PORTLAND, Ore. (KOIN 6) — Thursday is the first of four days ports across the west coast have shut down, and it is already having real effects on local business owners who depend on shipping their products overseas.
“We’re dealing with a perishable product and they can only stay in that container so long,” Duane Olson with Northwest Onion Company told KOIN 6 News.
The Salem company’s warehouse is filled with onions that were already supposed to have arrived in Panama. The labor dispute has slowed work at ports since October, but with the current shutdown, these onion growers can’t get their product out.
“It’s heartbreaking to think we have a product they want but we can’t get it to them,” Greg Bennett, a grower with Lake Labish Farms, told KOIN 6 News.

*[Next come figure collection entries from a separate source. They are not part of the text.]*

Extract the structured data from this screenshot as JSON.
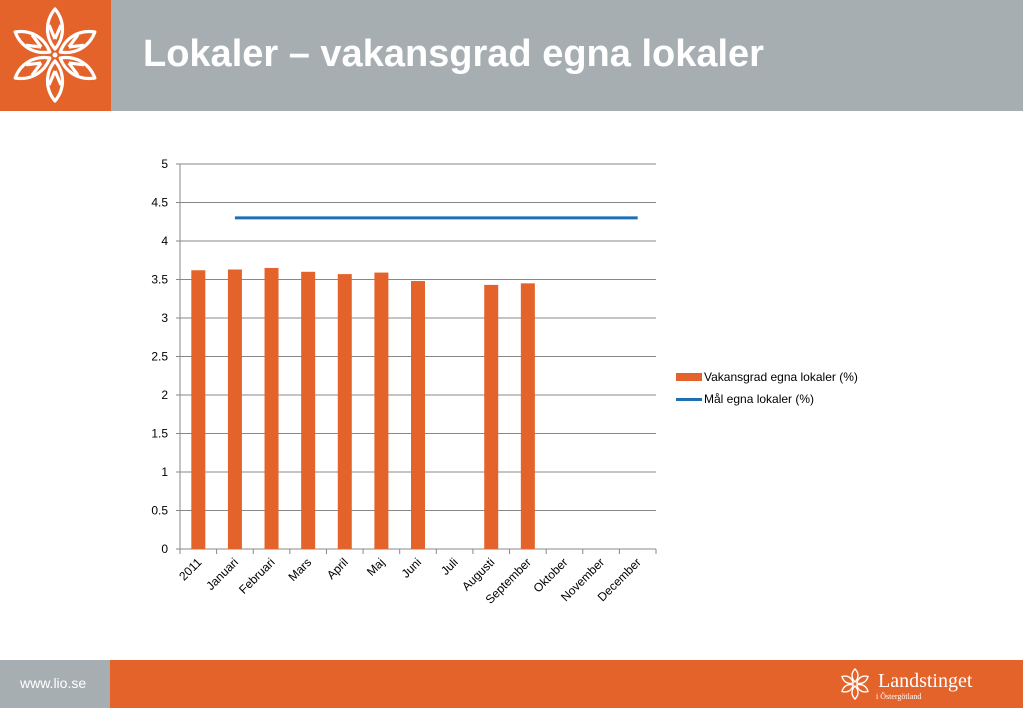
{
  "header": {
    "title": "Lokaler – vakansgrad egna lokaler"
  },
  "footer": {
    "url": "www.lio.se",
    "brand": "Landstinget",
    "brand_sub": "i Östergötland"
  },
  "icons": {
    "header_logo": "flower-logo-icon",
    "footer_logo": "flower-logo-icon"
  },
  "colors": {
    "accent": "#e4632a",
    "header_gray": "#a7aeb2",
    "line": "#1f6fb2",
    "grid": "#888888"
  },
  "chart_data": {
    "type": "bar",
    "categories": [
      "2011",
      "Januari",
      "Februari",
      "Mars",
      "April",
      "Maj",
      "Juni",
      "Juli",
      "Augusti",
      "September",
      "Oktober",
      "November",
      "December"
    ],
    "series": [
      {
        "name": "Vakansgrad egna lokaler (%)",
        "type": "bar",
        "color": "#e4632a",
        "values": [
          3.62,
          3.63,
          3.65,
          3.6,
          3.57,
          3.59,
          3.48,
          null,
          3.43,
          3.45,
          null,
          null,
          null
        ]
      },
      {
        "name": "Mål egna lokaler (%)",
        "type": "line",
        "color": "#1f6fb2",
        "values": [
          null,
          4.3,
          4.3,
          4.3,
          4.3,
          4.3,
          4.3,
          4.3,
          4.3,
          4.3,
          4.3,
          4.3,
          4.3
        ]
      }
    ],
    "yticks": [
      "0",
      "0.5",
      "1",
      "1.5",
      "2",
      "2.5",
      "3",
      "3.5",
      "4",
      "4.5",
      "5"
    ],
    "ylim": [
      0,
      5
    ],
    "grid": true,
    "legend": "right"
  }
}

Gerry Diercks with Golden Valley Farms said he has had to send employees home for the second day in a row.
“Two or three days is a big deal to a lot of these guys,” Diercks said.
Now, business owners are concerned their overseas customers may not come back.
“They’re saying, man you couldn’t deliver this year, what’s going to happen next year?” Olson said.
Agriculture is a $5.4 billion industry in Oregon, and 40% of those goods are exported throughout the world.
“Your reliability is now jeopardized based on the actions of groups you have no control over,” Diercks said. “It’s extremely frustrating.”
As the port strike continues, perishable products like onions are stuck in warehouses, containers at the port and some at sea without the hope of being unloaded soon.
Congressman Kurt Schrader said he would introduce a bipartisan resolution Thursday calling for the end of contract negotiations with the help of a federal mediator. He asked the president to use all the tools at his disposal to resolve the issue.